The TA of week eight dives into current geopolitical situation and how bitcoin is playing a part of it. Additionally we explore bitcoin drawdowns, stablecoin reserves, and other metrics.
Geopolitics, Donations, and Sanctions
The markets have faced a tidal wave of macro and geopolitical risk recently by the escalating conflict in Ukraine. Thursday 24th of February represented a rude awakening for many as Ukraine was suddenly striked by a powerful invader. Now after three days of heavy fighting the attacker hasn’t reached many of its objectives and Ukraine seems to have a lot of mental power to resist. However the situation remains uncertain and could tip to any direction in future.
In the middle of the conflict Ukraine requested and received international help, despite some countries staying passive due to complex political backgrounds. Ukraine also built websites for IBAN donation, which allowed normal people and institutions to donate for associated causes. Then suddenly cryptocurrency donation addresses started to appear, one of the first initiatives belonging to George Kikvadze of Bitfury. George’s donation campaign has been hugely successful and has currently amassed 170,46 bitcoin units, equal to 6,57 million USD. His donation wallet has a total of 4017 transactions of various size.
Government Joins The Game
Possibly inspired by Kikvadze’s successful donation campaign the Ukrainian government itself joined the game, opening wallets for Bitcoin, Ethereum, and USDT transactions. The government’s wallet has currently received 31,74 bitcoins, which equals to 1,22 million USD. Apparently Patreon has blocked $250K worth of donations to Ukraine, however censorship-resistant Bitcoin transactions are going through and cannot be stopped.
The government’s Ethereum wallet received even bigger inflow of donations, rising to $4,32 million USD. This is an interesting addition to history books and likely the first time ever when a nation implements full-scale cryptocurrency donation system in a state of full-scale war. The use of Bitcoin, Ethereum, and USDT also signals government-level trust into the blockchain networks and this case is definitely good track record for these assets.
As a consequence to act of war by Russia the United States and EU are planning heavy sanctions for the country. The sanctions are implemented in two waves. First wave means removing a certain number of Russian banks from SWIFT, that essentially stops them from operating worldwide and effectively blocks Russian exports and imports. The second wave will paralyse the assets of Russia’s central bank by freezing its transactions. The freezing will make it impossible for the Central Bank to liquidate its assets.
US and EU are seemingly determined to cease all funding to Russia in order to defund the war. However these sanctions will also cause huge challenges to ordinary Russians as well as citizens and companies in other countries. Some analysts even expect a bank run to take place early next week as people try to cash-out their accounts in panic. Russia will likely place capital controls and restrict withdrawals in order to keep the system online. These challenges might further drive cryptocurrency adoption among all affected cohorts.

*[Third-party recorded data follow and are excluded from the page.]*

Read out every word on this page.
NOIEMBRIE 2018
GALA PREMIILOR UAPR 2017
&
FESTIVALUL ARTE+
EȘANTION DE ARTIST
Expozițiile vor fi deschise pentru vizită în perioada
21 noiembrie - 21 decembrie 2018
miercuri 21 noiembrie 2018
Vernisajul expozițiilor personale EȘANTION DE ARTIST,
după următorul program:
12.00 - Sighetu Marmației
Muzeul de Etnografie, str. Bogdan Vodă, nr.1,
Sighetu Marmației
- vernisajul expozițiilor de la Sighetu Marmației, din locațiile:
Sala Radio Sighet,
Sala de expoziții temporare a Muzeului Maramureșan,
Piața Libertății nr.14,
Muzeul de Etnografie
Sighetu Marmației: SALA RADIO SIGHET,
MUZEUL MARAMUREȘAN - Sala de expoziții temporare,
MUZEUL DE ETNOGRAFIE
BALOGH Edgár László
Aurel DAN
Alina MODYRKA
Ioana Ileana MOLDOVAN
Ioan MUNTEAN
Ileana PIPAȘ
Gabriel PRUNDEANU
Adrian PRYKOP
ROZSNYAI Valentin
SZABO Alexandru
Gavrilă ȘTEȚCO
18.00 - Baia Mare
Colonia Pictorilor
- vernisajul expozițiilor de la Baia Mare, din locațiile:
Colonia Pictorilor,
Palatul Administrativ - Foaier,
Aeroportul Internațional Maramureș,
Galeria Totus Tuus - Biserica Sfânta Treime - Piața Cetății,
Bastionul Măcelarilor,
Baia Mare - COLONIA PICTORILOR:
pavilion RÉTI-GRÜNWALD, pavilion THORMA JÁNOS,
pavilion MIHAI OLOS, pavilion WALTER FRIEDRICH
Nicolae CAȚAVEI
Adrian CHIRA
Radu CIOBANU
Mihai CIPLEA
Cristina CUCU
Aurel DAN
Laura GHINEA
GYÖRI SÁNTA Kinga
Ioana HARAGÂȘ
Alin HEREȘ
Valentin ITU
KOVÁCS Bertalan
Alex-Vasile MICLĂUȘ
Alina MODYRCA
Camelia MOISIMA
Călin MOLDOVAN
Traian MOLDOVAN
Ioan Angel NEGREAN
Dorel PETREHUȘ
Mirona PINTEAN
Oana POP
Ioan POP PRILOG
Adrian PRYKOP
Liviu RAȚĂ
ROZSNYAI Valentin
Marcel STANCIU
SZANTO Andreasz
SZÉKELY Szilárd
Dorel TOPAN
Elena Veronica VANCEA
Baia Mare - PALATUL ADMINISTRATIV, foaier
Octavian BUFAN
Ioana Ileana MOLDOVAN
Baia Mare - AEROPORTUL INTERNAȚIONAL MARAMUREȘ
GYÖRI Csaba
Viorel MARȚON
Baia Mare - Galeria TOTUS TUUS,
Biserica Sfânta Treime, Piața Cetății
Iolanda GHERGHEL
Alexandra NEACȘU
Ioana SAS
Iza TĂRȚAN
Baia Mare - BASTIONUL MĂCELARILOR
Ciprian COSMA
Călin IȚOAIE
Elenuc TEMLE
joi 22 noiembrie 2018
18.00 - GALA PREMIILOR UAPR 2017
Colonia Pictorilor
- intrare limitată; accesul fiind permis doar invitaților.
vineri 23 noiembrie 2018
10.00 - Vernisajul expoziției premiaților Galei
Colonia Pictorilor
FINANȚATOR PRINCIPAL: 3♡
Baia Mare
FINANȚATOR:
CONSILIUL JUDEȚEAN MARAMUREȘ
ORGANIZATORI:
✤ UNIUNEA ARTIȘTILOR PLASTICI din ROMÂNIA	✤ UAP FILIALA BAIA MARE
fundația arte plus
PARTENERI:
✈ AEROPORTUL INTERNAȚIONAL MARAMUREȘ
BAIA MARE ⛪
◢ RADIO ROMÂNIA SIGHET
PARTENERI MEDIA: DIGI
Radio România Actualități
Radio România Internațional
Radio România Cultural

Despite the seemingly effective sanctions we should remember that Russia has exceptionally low debt to GDP ratio of approximately 18%, compared with 133% of US. In order to make the state independent of the west, Russia has only accumulated $3,9 billion of US treasuries. Additionally Russia owns 2298,53 tonnes of physical gold and an unknown amount of Bitcoin as a hedge to volatile times like these.
Has Bitcoin Reached Its Maximum Drawdown?
Bitcoin’s spot price broke its 90-day descending trendline in early February, which represented a turning momentum for the market. Since then bitcoin’s price performance has been bouncing sideways weighted down by macro environment. While the drop from $60K level to $30K level feels bad, it only represents a -48 percent drop.
The drawdowns of previous years have been in class of minus 80-90%, the worst so far occurred during 2012 as spot dropped -93%. As Bitcoin matures as an asset class the price cycles will likely become shorter. The contemporary stucture of cryptoasset market is completely different than it was during previous cycles. 2017-2018 cycle was pumped by speculative ICO with leverage and deleverage seasons. The pre-2017 cycles were characterized by relatively low volume.
Exchange Stablecoin Reserves Rising to New Highs
The exchange stablecoin reserves have climbed to $27,2 billion despite the relative weakness of spot price. The stablecoin reserves represent a new all-time high and signal that there’s lot of money on the sidelines, waiting for an opportunity to buy bitcoin.
While the stablecoin reserves seem to be in inverse correlation with bitcoin, exchange bitcoin reserves are continuing their secular downtrend that originates from early 2020. When the increase of stablecoin reserves indicates latent buying pressure, the long downtrend of exchange bitcoin reserves mirrors the movement of units into long-term storage. Bitcoin is not the only cryptoasset with dropping exchange reserves though, Ethereum’s reserves have been in the same downtrend after EIP-1559 upgrade that shifts the focus towards digital scarcity.